Ich sagte leise zu ihm: "Aber Schurli, das stimmt doch nicht, das Lied mit dem Taubenvergiften ist doch von Tom Lehrer."

"Den kennt kein Mensch in Europa, und der wird in Amerika sicher nichts von meiner Platte hören."

"Und wenn doch?"

"Dann werde ich ihm schlimmstenfalls die Hälfte der Tantiemen geben, aber solange er nichts davon erfährt, kassiere ich alleine."

Ich sah ihn nachdenklich an und fragte mich, wie lange unsere Freundschaft bestehen würde.

War das vielleicht der Anfang vom Ende? Fest steht übrigens eindeutig in diesem Zusammenhang, nur eine der Darstellungen kann der Wahrheit entsprechen. Einer der beiden hat gelogen und das reicht für den Bruch einer Freundschaft in der Regel aus.

Guntram

Ich glaube nicht das das der Grund ist. Kreisler beklagt sich doch eher über die Richtung des Kabaretts ohne Namen. Es war ihm nicht politsch genug. Außerdem könnten finanzielle Gründe auch noch dahinter stecken. In Kreislers Biografie (ich mache es jetzt aus dem Gedächnis) gibt es doch die Andeutung Topsy Küppers hätte Bronners undurchsichtige Geschäftsverflechtungen duchschaut/erkannt und Kreisler rausgeholt. Ist übrigens eine positive Bemerkung zu TK obwohl ich die in der Biografie nicht erwartet hätte. Aber das nur am Rande.

Wie whoknows am Anfang schrieb künstlerische/politische Richtung, die Frauen der beiden ...

... und das ist meine Meinung, Bronner könnte ziemlich beleidigt gewesen sein weil Kreisler nach München gegangen ist. Aber das kann ich schwer beurteilen weil ich Bronners Charakter nicht so kenne. Aber da Kreislers Biografie Bronner nicht ganz ans Kreuz nagelt sondern die Kapitel habwegs objektiv klingen halte ich die Beschreibung der Wiener Zeit ziemlich plausibel.
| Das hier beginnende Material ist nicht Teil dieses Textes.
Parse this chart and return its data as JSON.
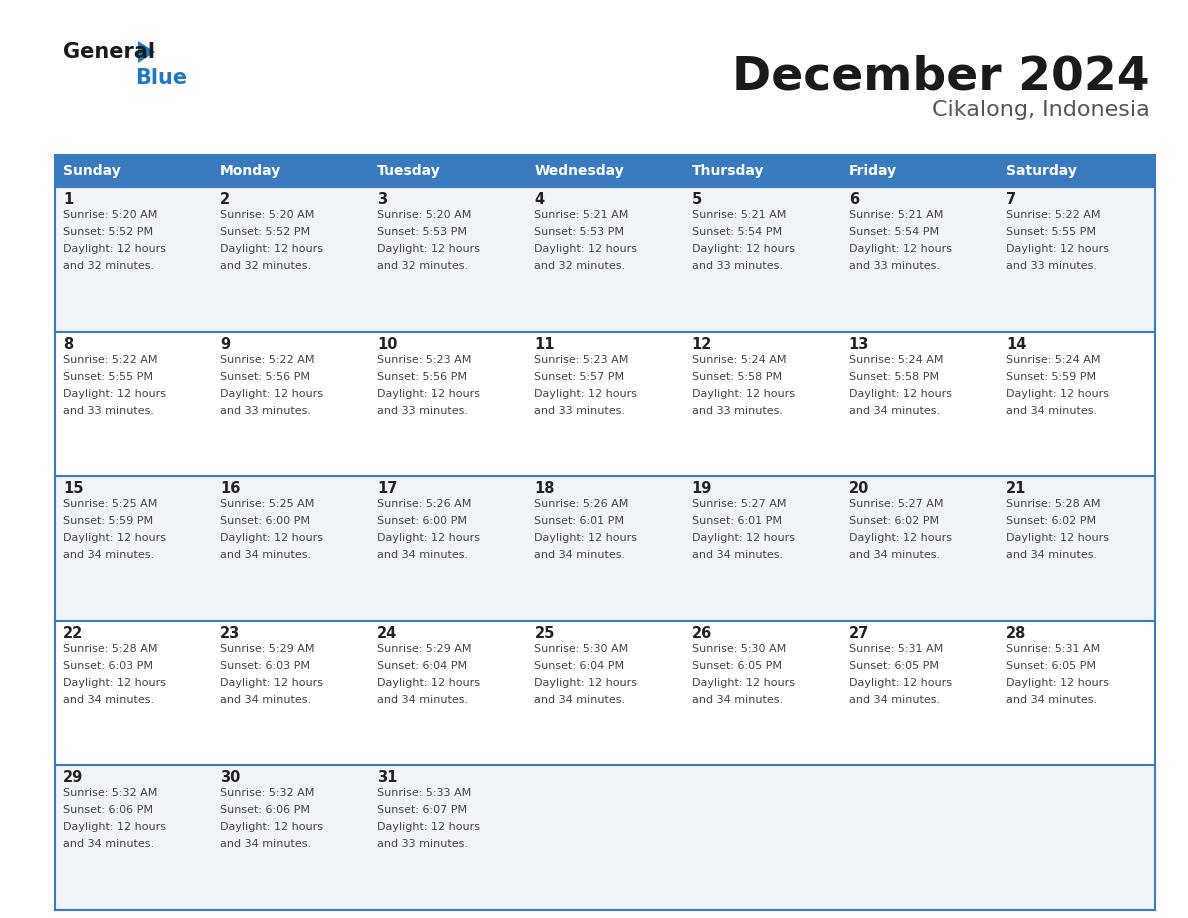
{
  "title": "December 2024",
  "subtitle": "Cikalong, Indonesia",
  "header_color": "#3a7abf",
  "header_text_color": "#ffffff",
  "row_bg_even": "#f0f4f8",
  "row_bg_odd": "#ffffff",
  "border_color": "#3a7abf",
  "text_color_day": "#222222",
  "text_color_info": "#444444",
  "days_of_week": [
    "Sunday",
    "Monday",
    "Tuesday",
    "Wednesday",
    "Thursday",
    "Friday",
    "Saturday"
  ],
  "calendar": [
    [
      {
        "day": 1,
        "sunrise": "5:20 AM",
        "sunset": "5:52 PM",
        "daylight_hours": 12,
        "daylight_minutes": 32
      },
      {
        "day": 2,
        "sunrise": "5:20 AM",
        "sunset": "5:52 PM",
        "daylight_hours": 12,
        "daylight_minutes": 32
      },
      {
        "day": 3,
        "sunrise": "5:20 AM",
        "sunset": "5:53 PM",
        "daylight_hours": 12,
        "daylight_minutes": 32
      },
      {
        "day": 4,
        "sunrise": "5:21 AM",
        "sunset": "5:53 PM",
        "daylight_hours": 12,
        "daylight_minutes": 32
      },
      {
        "day": 5,
        "sunrise": "5:21 AM",
        "sunset": "5:54 PM",
        "daylight_hours": 12,
        "daylight_minutes": 33
      },
      {
        "day": 6,
        "sunrise": "5:21 AM",
        "sunset": "5:54 PM",
        "daylight_hours": 12,
        "daylight_minutes": 33
      },
      {
        "day": 7,
        "sunrise": "5:22 AM",
        "sunset": "5:55 PM",
        "daylight_hours": 12,
        "daylight_minutes": 33
      }
    ],
    [
      {
        "day": 8,
        "sunrise": "5:22 AM",
        "sunset": "5:55 PM",
        "daylight_hours": 12,
        "daylight_minutes": 33
      },
      {
        "day": 9,
        "sunrise": "5:22 AM",
        "sunset": "5:56 PM",
        "daylight_hours": 12,
        "daylight_minutes": 33
      },
      {
        "day": 10,
        "sunrise": "5:23 AM",
        "sunset": "5:56 PM",
        "daylight_hours": 12,
        "daylight_minutes": 33
      },
      {
        "day": 11,
        "sunrise": "5:23 AM",
        "sunset": "5:57 PM",
        "daylight_hours": 12,
        "daylight_minutes": 33
      },
      {
        "day": 12,
        "sunrise": "5:24 AM",
        "sunset": "5:58 PM",
        "daylight_hours": 12,
        "daylight_minutes": 33
      },
      {
        "day": 13,
        "sunrise": "5:24 AM",
        "sunset": "5:58 PM",
        "daylight_hours": 12,
        "daylight_minutes": 34
      },
      {
        "day": 14,
        "sunrise": "5:24 AM",
        "sunset": "5:59 PM",
        "daylight_hours": 12,
        "daylight_minutes": 34
      }
    ],
    [
      {
        "day": 15,
        "sunrise": "5:25 AM",
        "sunset": "5:59 PM",
        "daylight_hours": 12,
        "daylight_minutes": 34
      },
      {
        "day": 16,
        "sunrise": "5:25 AM",
        "sunset": "6:00 PM",
        "daylight_hours": 12,
        "daylight_minutes": 34
      },
      {
        "day": 17,
        "sunrise": "5:26 AM",
        "sunset": "6:00 PM",
        "daylight_hours": 12,
        "daylight_minutes": 34
      },
      {
        "day": 18,
        "sunrise": "5:26 AM",
        "sunset": "6:01 PM",
        "daylight_hours": 12,
        "daylight_minutes": 34
      },
      {
        "day": 19,
        "sunrise": "5:27 AM",
        "sunset": "6:01 PM",
        "daylight_hours": 12,
        "daylight_minutes": 34
      },
      {
        "day": 20,
        "sunrise": "5:27 AM",
        "sunset": "6:02 PM",
        "daylight_hours": 12,
        "daylight_minutes": 34
      },
      {
        "day": 21,
        "sunrise": "5:28 AM",
        "sunset": "6:02 PM",
        "daylight_hours": 12,
        "daylight_minutes": 34
      }
    ],
    [
      {
        "day": 22,
        "sunrise": "5:28 AM",
        "sunset": "6:03 PM",
        "daylight_hours": 12,
        "daylight_minutes": 34
      },
      {
        "day": 23,
        "sunrise": "5:29 AM",
        "sunset": "6:03 PM",
        "daylight_hours": 12,
        "daylight_minutes": 34
      },
      {
        "day": 24,
        "sunrise": "5:29 AM",
        "sunset": "6:04 PM",
        "daylight_hours": 12,
        "daylight_minutes": 34
      },
      {
        "day": 25,
        "sunrise": "5:30 AM",
        "sunset": "6:04 PM",
        "daylight_hours": 12,
        "daylight_minutes": 34
      },
      {
        "day": 26,
        "sunrise": "5:30 AM",
        "sunset": "6:05 PM",
        "daylight_hours": 12,
        "daylight_minutes": 34
      },
      {
        "day": 27,
        "sunrise": "5:31 AM",
        "sunset": "6:05 PM",
        "daylight_hours": 12,
        "daylight_minutes": 34
      },
      {
        "day": 28,
        "sunrise": "5:31 AM",
        "sunset": "6:05 PM",
        "daylight_hours": 12,
        "daylight_minutes": 34
      }
    ],
    [
      {
        "day": 29,
        "sunrise": "5:32 AM",
        "sunset": "6:06 PM",
        "daylight_hours": 12,
        "daylight_minutes": 34
      },
      {
        "day": 30,
        "sunrise": "5:32 AM",
        "sunset": "6:06 PM",
        "daylight_hours": 12,
        "daylight_minutes": 34
      },
      {
        "day": 31,
        "sunrise": "5:33 AM",
        "sunset": "6:07 PM",
        "daylight_hours": 12,
        "daylight_minutes": 33
      },
      null,
      null,
      null,
      null
    ]
  ],
  "logo_text1": "General",
  "logo_text2": "Blue",
  "logo_color1": "#1a1a1a",
  "logo_color2": "#2278c0",
  "logo_triangle_color": "#2278c0",
  "title_color": "#1a1a1a",
  "subtitle_color": "#555555"
}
Der eigentliche Grund für das Zerwürfnis steht auch nicht drin. Wir können also weiter spekulieren.
Träume sind nicht Schäume, sind nicht Schall und Rauch,
sondern unser Leben so wie wache Stunden auch.
Wirklichkeit heißt Spesen, Träume sind Ertrag. Träume sind uns sicher schwarz auf weiß wie Nac

RIK

Georg Kreisler gibt eine Antwort in seinem  Buch "Die alten bösen Lieder".
ZitatAber nicht nur in Wien habe ich zum Publikum die besten Beziehungen gehabt, sondern eigentlich überall. Weniger gut waren meine Beziehungen zu Produzenten, Theaterdirektoren, Filmmenschen oder Funk- und Fernsehredakteuren, und am schlechtesten waren sie zu anderen Kabarettisten. Das dürfte daran liegen, daß ein guter Kabarettist einsam sein muß, wie überhaupt jeder gute Künstler.
Die Einsamkeit kommt daher, daß man sich anderen nicht mitteilen kann, außer auf künstlerischer Basis. Ist ein Kabarettist nicht einsam, dann ist er meistens auch nicht gut. Hauptsächlich ist er dann stolz darauf, den Politiker an Zeug zu flicken, und merkt nicht einmal, wenn die Politiker das begrüßen. Solche Kabarettisten habe ich nie verstanden. Natürlich haben auch sie mich nicht verstanden, und so wurden wir Feinde oder bestenfalls distanzierte Kollegen.
Das ist traurig, aber es hilft weiter. Daher bin ich auch Gerhard Bronner und allen Kollegen dankbar, die mir durch die Verweigerung jeglicher Unterstützung oder durch offene Feindschaft weitergeholfen haben. Dankbarkeit ist die Höflichkeit der Kabarettisten

In dem Buch "Die alten bösen Lieder" schreibt Georg Kreisler so viel über die Zusammenarbeit mit Gerhard Bronner, dass eigentlich keine Fragen offen bleiben, weshalb es zum Zerwürfnis kommen musste.

Burkhard Ihme

Weiß man wenigstens, wann die sich verkracht haben?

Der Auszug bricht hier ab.